Christina M. Weber, MS
Licensed Clinical Marriage and Family Therapist
Catholic Coach
http://www.catholicwomensguide.com
That is awesome, Christina! What was the best outcome for you of getting organized?
Appreciatively,
Lynn
I had help de-cluttering my closet and clothes. It made me feel like I’d lost weight.
My look greatly improved when I could confront my clothes and feel good about them.
When I help a client go through their jewelry, repair this, polish that, sell that for gold credit, re-design this to be up to date or honor that ancestor, the final result is more jewelry love and more joy in going to the jewelry box.

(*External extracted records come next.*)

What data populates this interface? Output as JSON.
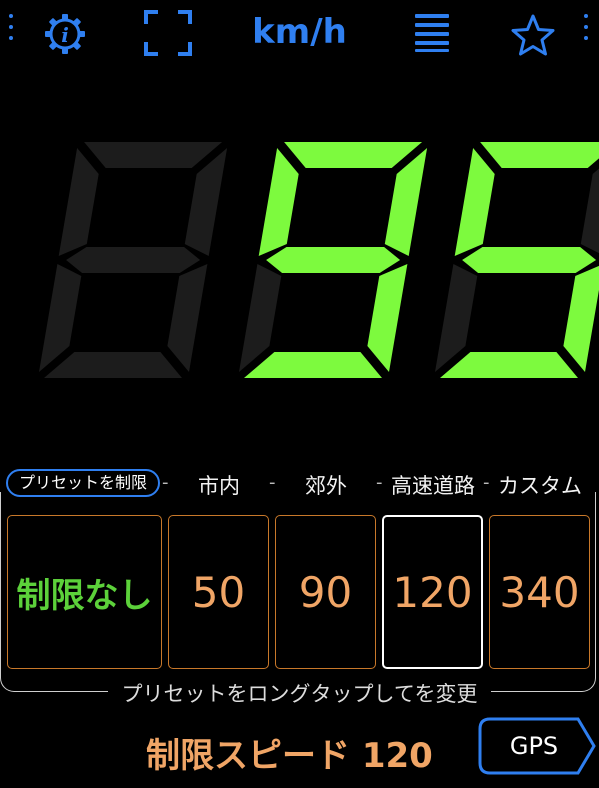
{
  "topbar": {
    "unit": "km/h",
    "icons": [
      "more-vertical-icon",
      "info-gear-icon",
      "fullscreen-icon",
      "menu-list-icon",
      "favorite-star-icon",
      "more-vertical-icon"
    ],
    "accent_color": "#2f7ff0"
  },
  "speed": {
    "value": "95",
    "digits": [
      "8",
      "9",
      "5"
    ],
    "lit": [
      false,
      true,
      true
    ],
    "lit_color": "#7dfa3e",
    "dim_color": "#1c1c1c"
  },
  "presets": {
    "edit_button": "プリセットを制限",
    "headers": [
      "市内",
      "郊外",
      "高速道路",
      "カスタム"
    ],
    "separator": "-",
    "cards": [
      {
        "label": "制限なし",
        "selected": false
      },
      {
        "label": "50",
        "selected": false
      },
      {
        "label": "90",
        "selected": false
      },
      {
        "label": "120",
        "selected": true
      },
      {
        "label": "340",
        "selected": false
      }
    ],
    "hint": "プリセットをロングタップしてを変更"
  },
  "status": {
    "limit_text": "制限スピード 120",
    "limit_color": "#f0a566",
    "gps_label": "GPS"
  }
}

Thanks for this post Dr. Jones.
Jewelry De-Clutterer,
Calla Gold (Calla Gold Jewelry)
Both such good examples, Calla of how getting unstuck from clutter has such a tangible impact on how we feel and think about things.
Appreciatively,
Lynn
This blog speaks to all of us! I especially liked tip #6 which is to clearly define (or redefine) success. It helped me surface my own expectations of myself. It made me realize I was comparing my desired end result to a perfect magazine photo spread. I also was picturing a retired friend’s household that does not include a messy teenage boy, a dog, and who has lots more help.
So thanks for taking some of that pressure off! I’d rather keep the teenager and the dog and make incremental progress.

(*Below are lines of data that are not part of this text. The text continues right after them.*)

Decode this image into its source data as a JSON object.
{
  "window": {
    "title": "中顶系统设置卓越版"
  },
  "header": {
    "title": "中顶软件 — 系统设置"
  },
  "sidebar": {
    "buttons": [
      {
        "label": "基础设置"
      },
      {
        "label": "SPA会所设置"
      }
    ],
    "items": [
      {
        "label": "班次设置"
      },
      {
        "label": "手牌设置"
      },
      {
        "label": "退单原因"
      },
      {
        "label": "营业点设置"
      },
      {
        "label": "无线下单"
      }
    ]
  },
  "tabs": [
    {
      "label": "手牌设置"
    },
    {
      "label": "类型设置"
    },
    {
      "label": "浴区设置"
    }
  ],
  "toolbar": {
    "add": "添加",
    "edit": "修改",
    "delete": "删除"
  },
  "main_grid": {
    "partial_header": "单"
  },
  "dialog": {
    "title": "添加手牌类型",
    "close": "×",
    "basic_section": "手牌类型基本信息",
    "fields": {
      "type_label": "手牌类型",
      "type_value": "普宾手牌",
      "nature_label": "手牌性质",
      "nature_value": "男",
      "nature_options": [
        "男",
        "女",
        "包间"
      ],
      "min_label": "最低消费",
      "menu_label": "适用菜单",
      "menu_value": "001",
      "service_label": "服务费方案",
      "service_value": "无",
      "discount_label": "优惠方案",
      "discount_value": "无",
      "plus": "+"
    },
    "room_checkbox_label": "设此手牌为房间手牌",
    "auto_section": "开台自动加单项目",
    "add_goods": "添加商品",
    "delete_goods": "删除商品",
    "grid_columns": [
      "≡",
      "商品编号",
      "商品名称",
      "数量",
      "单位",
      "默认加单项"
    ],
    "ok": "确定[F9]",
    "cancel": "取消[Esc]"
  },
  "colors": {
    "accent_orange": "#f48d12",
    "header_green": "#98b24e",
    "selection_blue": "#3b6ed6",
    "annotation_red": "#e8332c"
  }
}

Thanks for commenting, Nancy! Isn’t it interesting how many of our mental images are picture perfect, but totally unreasonable when we take the time to examine them.
Appreciatively,
Lynn
I had a friend who had a minimalist house. I mean REALLY minimal. I felt so good in her house and wished my house could be like that.

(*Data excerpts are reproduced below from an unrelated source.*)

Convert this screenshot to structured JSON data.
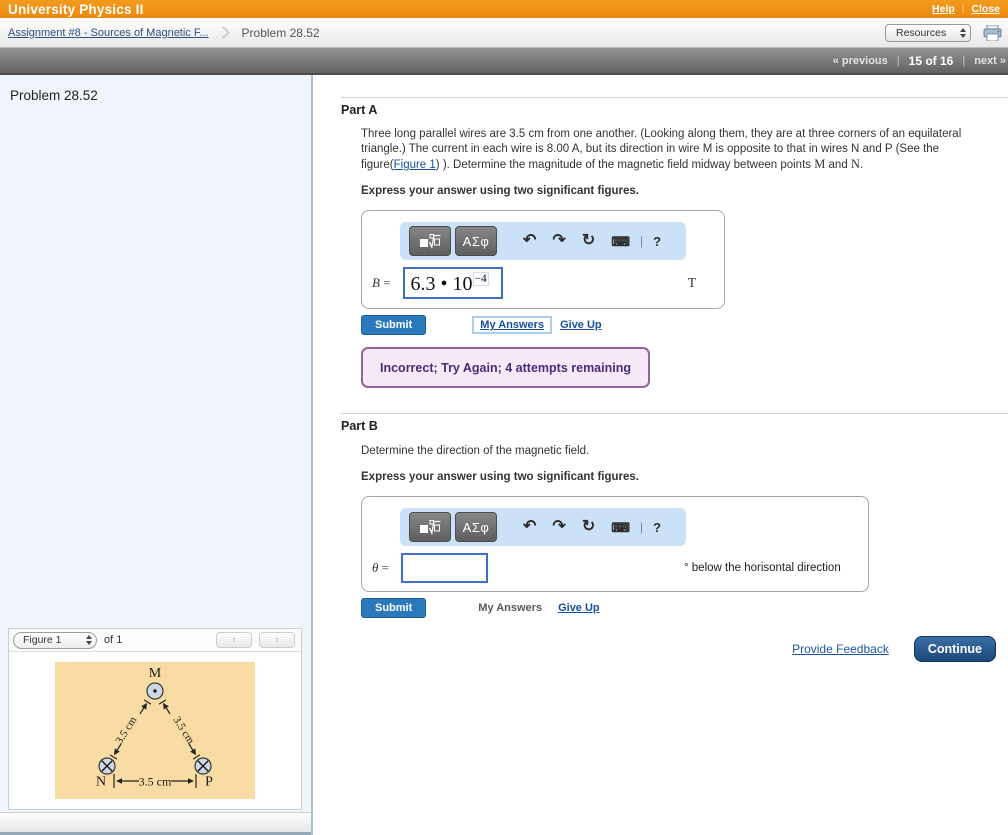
{
  "header": {
    "app_title": "University Physics II",
    "help_label": "Help",
    "close_label": "Close",
    "divider": "|"
  },
  "breadcrumb": {
    "assignment_link": "Assignment #8 - Sources of Magnetic F...",
    "current": "Problem 28.52",
    "resources_label": "Resources"
  },
  "pagenav": {
    "previous_label": "« previous",
    "position_label": "15 of 16",
    "next_label": "next »",
    "divider": "|"
  },
  "sidebar": {
    "problem_title": "Problem 28.52",
    "figure_bar": {
      "selector_value": "Figure 1",
      "of_label": "of 1",
      "prev_glyph": "‹",
      "next_glyph": "›"
    },
    "figure": {
      "background": "#f8dca4",
      "wire_top": "M",
      "wire_left": "N",
      "wire_right": "P",
      "left_side_label": "3.5 cm",
      "right_side_label": "3.5 cm",
      "bottom_label": "3.5 cm"
    }
  },
  "toolbar": {
    "greek_label": "ΑΣφ",
    "undo_glyph": "↶",
    "redo_glyph": "↷",
    "reset_glyph": "↻",
    "keyboard_glyph": "⌨",
    "divider_glyph": "|",
    "help_glyph": "?"
  },
  "part_a": {
    "title": "Part A",
    "text_1": "Three long parallel wires are 3.5 cm from one another. (Looking along them, they are at three corners of an equilateral triangle.) The current in each wire is 8.00 A, but its direction in wire M is opposite to that in wires N and P (See the figure(",
    "figure_link": "Figure 1",
    "text_2": ") ). Determine the magnitude of the magnetic field midway between points ",
    "math_m": "M",
    "text_3": " and ",
    "math_n": "N",
    "text_4": ".",
    "instruction": "Express your answer using two significant figures.",
    "answer_var": "B",
    "equals": "=",
    "answer_mantissa": "6.3 • 10",
    "answer_exponent": "−4",
    "unit": "T",
    "submit_label": "Submit",
    "my_answers_label": "My Answers",
    "give_up_label": "Give Up",
    "feedback": "Incorrect; Try Again; 4 attempts remaining"
  },
  "part_b": {
    "title": "Part B",
    "text": "Determine the direction of the magnetic field.",
    "instruction": "Express your answer using two significant figures.",
    "answer_var": "θ",
    "equals": "=",
    "answer_value": "",
    "unit_suffix": "° below the horisontal direction",
    "submit_label": "Submit",
    "my_answers_label": "My Answers",
    "give_up_label": "Give Up"
  },
  "footer": {
    "provide_feedback_label": "Provide Feedback",
    "continue_label": "Continue"
  },
  "colors": {
    "accent_orange": "#ee8a0d",
    "submit_blue": "#2a79bb",
    "link_blue": "#15509d",
    "toolbar_bg": "#cbe1f8",
    "input_border": "#3f6fc4",
    "feedback_bg": "#f6eaf9",
    "feedback_border": "#92639f",
    "feedback_text": "#4b2a78",
    "figure_bg": "#f8dca4"
  }
}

When I tell my friends that I would like to just get rid of all the dust catchers and nick nack-they all say “but it’s so charming and fun to look at”.
I feel it’s a burden. Keeping all those items clean is a job I’d rather not do. I live in a mountain cabin and the nick nacks are charming. I’d love to have a modern house, with clean lines, devoid of clutter. I feel I could think better in a house like that.In my dreams!!